Methods/Design: Data on tumour and migration status will be collected for 1,200 consecutive patients that have received a new, histologically verified diagnosis of colorectal cancer in a high migration area in Germany in the previous three months. The recruitment process is expected to take 16 months and will include gastroenterological private practices and certified centres for intestinal diseases. Descriptive and analytical analysis will be performed: the distribution of variables for migrants versus non-migrants and participants versus non-participants will be analysed using appropriate χ2-, t-, F- or Wilcoxon tests. Multivariable, logistic regression models will be performed, with the dependent variable being the dichotomized stage of the tumour (UICC stage I versus more advanced than UICC stage I). Odds ratios and associated 95%-confidence intervals will be calculated. Furthermore, ordered logistic regression models will be estimated, with the exact stage of the tumour at diagnosis as the dependent variable. Predictors used in the ordered logistic regression will be patient characteristics that are specific to migrants as well as patient characteristics that are not.

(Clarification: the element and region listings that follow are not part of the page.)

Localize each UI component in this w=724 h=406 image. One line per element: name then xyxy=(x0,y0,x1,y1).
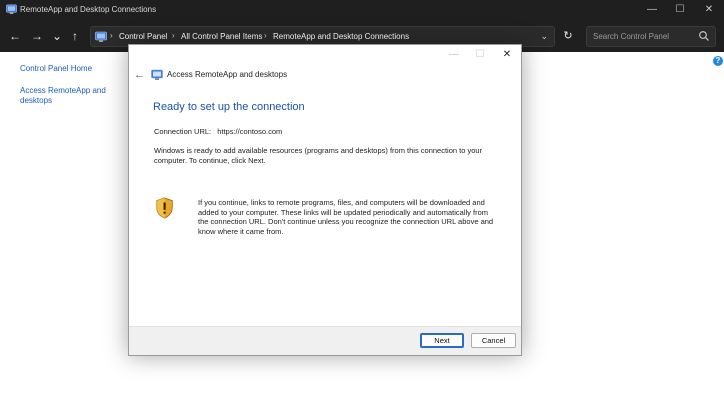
help-icon[interactable]: ? xyxy=(713,56,723,66)
search-placeholder: Search Control Panel xyxy=(593,32,670,41)
sidebar-item-control-panel-home[interactable]: Control Panel Home xyxy=(20,64,120,74)
window-title: RemoteApp and Desktop Connections xyxy=(20,5,157,14)
recent-locations-button[interactable]: ⌄ xyxy=(49,28,65,44)
connection-url-value: https://contoso.com xyxy=(217,127,283,136)
refresh-button[interactable]: ↻ xyxy=(560,28,576,44)
window-title-bar: RemoteApp and Desktop Connections — ☐ ✕ xyxy=(0,0,724,20)
up-button[interactable]: ↑ xyxy=(67,28,83,44)
chevron-right-icon: › xyxy=(264,31,267,40)
next-button[interactable]: Next xyxy=(420,333,464,348)
dialog-back-button[interactable]: ← xyxy=(134,68,145,82)
chevron-right-icon: › xyxy=(110,31,113,40)
maximize-button[interactable]: ☐ xyxy=(665,0,695,20)
search-icon xyxy=(699,31,709,41)
ready-description: Windows is ready to add available resour… xyxy=(154,146,483,165)
connection-url-row: Connection URL: https://contoso.com xyxy=(154,127,282,136)
remoteapp-dialog: — ☐ ✕ ← Access RemoteApp and desktops Re… xyxy=(128,44,522,356)
minimize-button[interactable]: — xyxy=(637,0,667,20)
dialog-heading: Ready to set up the connection xyxy=(153,101,305,113)
breadcrumb-all-items[interactable]: All Control Panel Items xyxy=(181,32,262,41)
breadcrumb-control-panel[interactable]: Control Panel xyxy=(119,32,167,41)
dialog-title: Access RemoteApp and desktops xyxy=(167,70,288,79)
chevron-down-icon[interactable]: ⌄ xyxy=(540,31,548,42)
forward-button[interactable]: → xyxy=(29,28,45,44)
breadcrumb-remoteapp[interactable]: RemoteApp and Desktop Connections xyxy=(273,32,409,41)
close-button[interactable]: ✕ xyxy=(694,0,724,20)
dialog-minimize-button[interactable]: — xyxy=(442,47,466,63)
dialog-close-button[interactable]: ✕ xyxy=(495,47,519,63)
sidebar-item-access-remoteapp[interactable]: Access RemoteApp and desktops xyxy=(20,86,110,106)
dialog-header: ← Access RemoteApp and desktops xyxy=(129,67,521,83)
cancel-button[interactable]: Cancel xyxy=(471,333,516,348)
chevron-right-icon: › xyxy=(172,31,175,40)
control-panel-icon xyxy=(95,31,107,42)
sidebar: Control Panel Home Access RemoteApp and … xyxy=(20,64,120,106)
connection-url-label: Connection URL: xyxy=(154,127,212,136)
security-warning-text: If you continue, links to remote program… xyxy=(198,198,494,236)
security-shield-icon xyxy=(156,197,173,219)
control-panel-icon xyxy=(6,4,17,15)
dialog-maximize-button[interactable]: ☐ xyxy=(468,47,492,63)
search-input[interactable]: Search Control Panel xyxy=(586,26,716,47)
remoteapp-icon xyxy=(151,69,163,80)
back-button[interactable]: ← xyxy=(7,28,23,44)
dialog-footer: Next Cancel xyxy=(129,326,521,355)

Interaction models will be estimated in order to investigate whether the effects of patient characteristics on stage of tumour at the time of the initial diagnosis is different in migrants, compared to non-migrants.
Discussion: An association of migration status or other socioeconomic variables with stage at diagnosis of colorectal cancer would be an important finding with respect to equal health care access among migrants. It would point to access barriers or different symptom appraisal and, in the long term, could contribute to the development of new health care concepts for migrants.
Trial registration: German Clinical Trials Register DRKS00005056.